Many of those jobs were lost in a recession that’s left millions of Americans unemployed. According to the Department of Labor, Milwaukee lost 50,000 jobs in 2009ranking third after Las Vegas and Detroit, among the nation’s largest cities with the most job loss.

Like Detroit, Milwaukee has been hit hard both by the recession and the decline of manufacturing. The city has lost 56,000 manufacturing jobs, and those losses are a big reason why 34% of African American men in Milwaukee are unemployed.

Nationwide, African American unemployment stands at around 16 percent, significantly higher than the overall national average. It’s also at a level similar to those in the Depression-era.

In looking at the nationwide data on African American unemployment, one city in particular stands out: Milwaukee, where unemployment for African American men is 34 percent.

…There are, however, exceptions to the rule, like 22-year old Darius Smith, who has something he hasn’t had in a long time — a steady job.

Smith is part of a staggering problem. The city of Milwaukee lost 56,000 jobs in the recession, many in manufacturing, which used to provide entry-level employment.
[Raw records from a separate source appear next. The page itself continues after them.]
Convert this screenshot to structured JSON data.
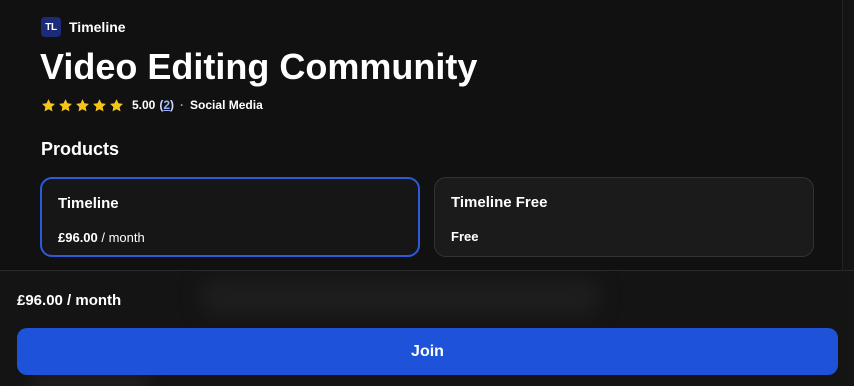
{
  "brand": {
    "logo_text": "TL",
    "name": "Timeline",
    "logo_color": "#1c2a78"
  },
  "title": "Video Editing Community",
  "rating": {
    "value": "5.00",
    "stars": 5,
    "count_open": "(",
    "count": "2",
    "count_close": ")",
    "separator": "·",
    "category": "Social Media",
    "star_color": "#f5c518"
  },
  "products": {
    "heading": "Products",
    "items": [
      {
        "name": "Timeline",
        "price": "£96.00",
        "period": " / month",
        "selected": true
      },
      {
        "name": "Timeline Free",
        "price": "Free",
        "period": "",
        "selected": false
      }
    ]
  },
  "footer": {
    "price_label": "£96.00 / month",
    "join_label": "Join",
    "accent_color": "#1d52d9"
  },
  "icons": {
    "star": "star-icon"
  }
}
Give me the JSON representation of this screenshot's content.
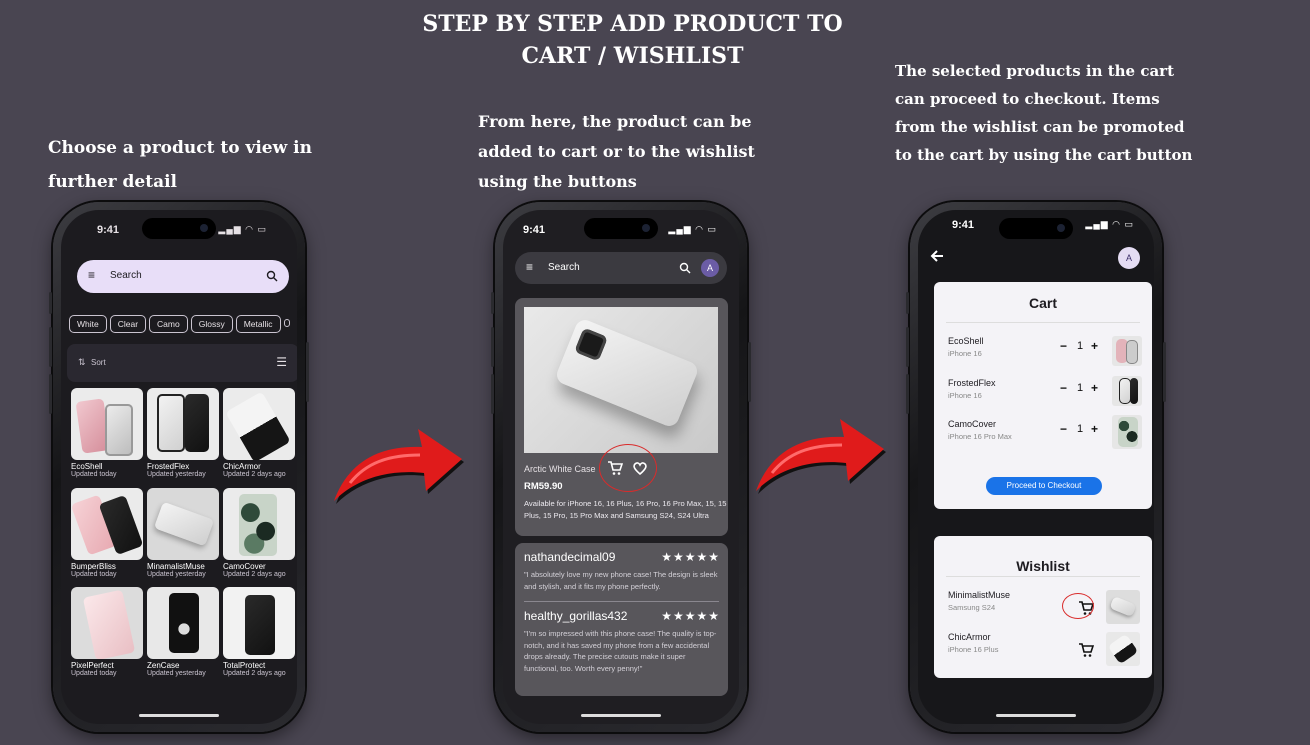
{
  "title": "STEP BY STEP ADD PRODUCT TO CART / WISHLIST",
  "captions": {
    "step1": "Choose a product to view in further detail",
    "step2": "From here, the product can be added to cart or to the wishlist using the buttons",
    "step3": "The selected products in the cart can proceed to checkout. Items from the wishlist can be promoted to the cart by using the cart button"
  },
  "phone1": {
    "time": "9:41",
    "search_placeholder": "Search",
    "chips": [
      "White",
      "Clear",
      "Camo",
      "Glossy",
      "Metallic"
    ],
    "sort_label": "Sort",
    "products": [
      {
        "name": "EcoShell",
        "updated": "Updated today"
      },
      {
        "name": "FrostedFlex",
        "updated": "Updated yesterday"
      },
      {
        "name": "ChicArmor",
        "updated": "Updated 2 days ago"
      },
      {
        "name": "BumperBliss",
        "updated": "Updated today"
      },
      {
        "name": "MinamalistMuse",
        "updated": "Updated yesterday"
      },
      {
        "name": "CamoCover",
        "updated": "Updated 2 days ago"
      },
      {
        "name": "PixelPerfect",
        "updated": "Updated today"
      },
      {
        "name": "ZenCase",
        "updated": "Updated yesterday"
      },
      {
        "name": "TotalProtect",
        "updated": "Updated 2 days ago"
      }
    ]
  },
  "phone2": {
    "time": "9:41",
    "search_placeholder": "Search",
    "avatar": "A",
    "product": {
      "name": "Arctic White Case",
      "price": "RM59.90",
      "availability": "Available for iPhone 16, 16 Plus, 16 Pro, 16 Pro Max, 15, 15 Plus, 15 Pro, 15 Pro Max and Samsung S24, S24 Ultra"
    },
    "reviews": [
      {
        "user": "nathandecimal09",
        "stars": "★★★★★",
        "text": "\"I absolutely love my new phone case! The design is sleek and stylish, and it fits my phone perfectly."
      },
      {
        "user": "healthy_gorillas432",
        "stars": "★★★★★",
        "text": "\"I'm so impressed with this phone case! The quality is top-notch, and it has saved my phone from a few accidental drops already. The precise cutouts make it super functional, too. Worth every penny!\""
      }
    ]
  },
  "phone3": {
    "time": "9:41",
    "avatar": "A",
    "cart_title": "Cart",
    "cart_items": [
      {
        "name": "EcoShell",
        "model": "iPhone 16",
        "qty": "1"
      },
      {
        "name": "FrostedFlex",
        "model": "iPhone 16",
        "qty": "1"
      },
      {
        "name": "CamoCover",
        "model": "iPhone 16 Pro Max",
        "qty": "1"
      }
    ],
    "checkout_label": "Proceed to Checkout",
    "wishlist_title": "Wishlist",
    "wishlist_items": [
      {
        "name": "MinimalistMuse",
        "model": "Samsung S24"
      },
      {
        "name": "ChicArmor",
        "model": "iPhone 16 Plus"
      }
    ]
  },
  "colors": {
    "background": "#494551",
    "accent": "#1a73e8",
    "highlight": "#d92b2b",
    "arrow": "#e01b1b"
  }
}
Just 40 years ago, 8 out of 10 black men were employed. Most found jobs in manufacturing, where a kid coming out of high school used to be able to earn a decent wage and support a family, but not anymore.
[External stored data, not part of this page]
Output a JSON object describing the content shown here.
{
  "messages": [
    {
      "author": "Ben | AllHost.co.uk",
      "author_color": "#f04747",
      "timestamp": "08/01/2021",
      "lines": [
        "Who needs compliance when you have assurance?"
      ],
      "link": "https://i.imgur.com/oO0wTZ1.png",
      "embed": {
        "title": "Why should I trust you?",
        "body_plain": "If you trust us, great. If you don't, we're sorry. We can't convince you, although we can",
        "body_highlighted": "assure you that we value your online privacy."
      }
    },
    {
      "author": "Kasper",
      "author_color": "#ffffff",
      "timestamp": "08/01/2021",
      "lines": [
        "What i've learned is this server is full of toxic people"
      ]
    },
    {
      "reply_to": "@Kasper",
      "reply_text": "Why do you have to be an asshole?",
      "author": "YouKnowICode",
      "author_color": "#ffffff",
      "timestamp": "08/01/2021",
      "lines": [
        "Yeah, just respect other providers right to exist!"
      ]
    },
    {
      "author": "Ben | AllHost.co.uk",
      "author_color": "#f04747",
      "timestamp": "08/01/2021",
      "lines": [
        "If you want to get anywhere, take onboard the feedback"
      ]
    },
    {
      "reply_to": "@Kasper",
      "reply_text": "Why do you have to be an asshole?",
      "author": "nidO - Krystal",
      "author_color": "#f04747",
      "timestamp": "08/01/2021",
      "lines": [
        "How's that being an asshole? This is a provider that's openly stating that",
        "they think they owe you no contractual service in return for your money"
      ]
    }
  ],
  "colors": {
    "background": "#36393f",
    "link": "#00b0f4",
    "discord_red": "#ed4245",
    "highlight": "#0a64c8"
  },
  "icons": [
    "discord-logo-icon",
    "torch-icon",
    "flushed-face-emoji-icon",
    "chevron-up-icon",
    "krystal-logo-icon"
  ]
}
Smith’s is perhaps one of many whose stories go untold in this recession — many of whom live in states like Wisconsin, where conservative legislators are hostile to extending unemployment benefits despite crisis-level unemployment in their cities — because they don’t register on a national level in same way the story of Detroit’s decline does. But the numbers are no less real.

The news from Milwaukee is not all bad, though. As Smith’s story exemplified, there are people and organizations doing the right thing in Milwaukee, and cities like it.
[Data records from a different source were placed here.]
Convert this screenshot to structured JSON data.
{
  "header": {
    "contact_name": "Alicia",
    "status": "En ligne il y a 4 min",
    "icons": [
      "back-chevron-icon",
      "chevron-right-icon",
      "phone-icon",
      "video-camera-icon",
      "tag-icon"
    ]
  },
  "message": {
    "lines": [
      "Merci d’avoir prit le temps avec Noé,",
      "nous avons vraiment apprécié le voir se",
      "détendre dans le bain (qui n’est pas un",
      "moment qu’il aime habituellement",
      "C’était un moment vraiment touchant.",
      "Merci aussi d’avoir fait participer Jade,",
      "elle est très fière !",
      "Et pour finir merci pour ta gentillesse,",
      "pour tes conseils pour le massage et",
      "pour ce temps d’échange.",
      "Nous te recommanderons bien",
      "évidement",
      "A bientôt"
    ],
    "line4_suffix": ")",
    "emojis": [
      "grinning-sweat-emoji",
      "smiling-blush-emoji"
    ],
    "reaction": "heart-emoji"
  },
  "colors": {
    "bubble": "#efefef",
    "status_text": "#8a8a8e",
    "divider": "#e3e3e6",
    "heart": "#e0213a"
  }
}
As the report says, this is just one program in a city where thousands are unemployed. Yet, Milwaukee is the first city in the country to launch such a program, at a time when many cities are and states are cutting back on the very services and programs that are most needed. It’s a small but encouraging sign that governments can refute the "cut-to-grow" conventional wisdom and choose instead to invest in putting people back to work.

The story of employment in Milwaukee is, sadly, duplicated in too many of our cities. But the story of what Milwaukee is doing to invest in putting men like Darius Smith to work is one that should be duplicated in cities across the country. Perhaps that’s why the Progressive Caucus is stopping there tonight, to "Speak Out for Good Jobs" in Milwaukee.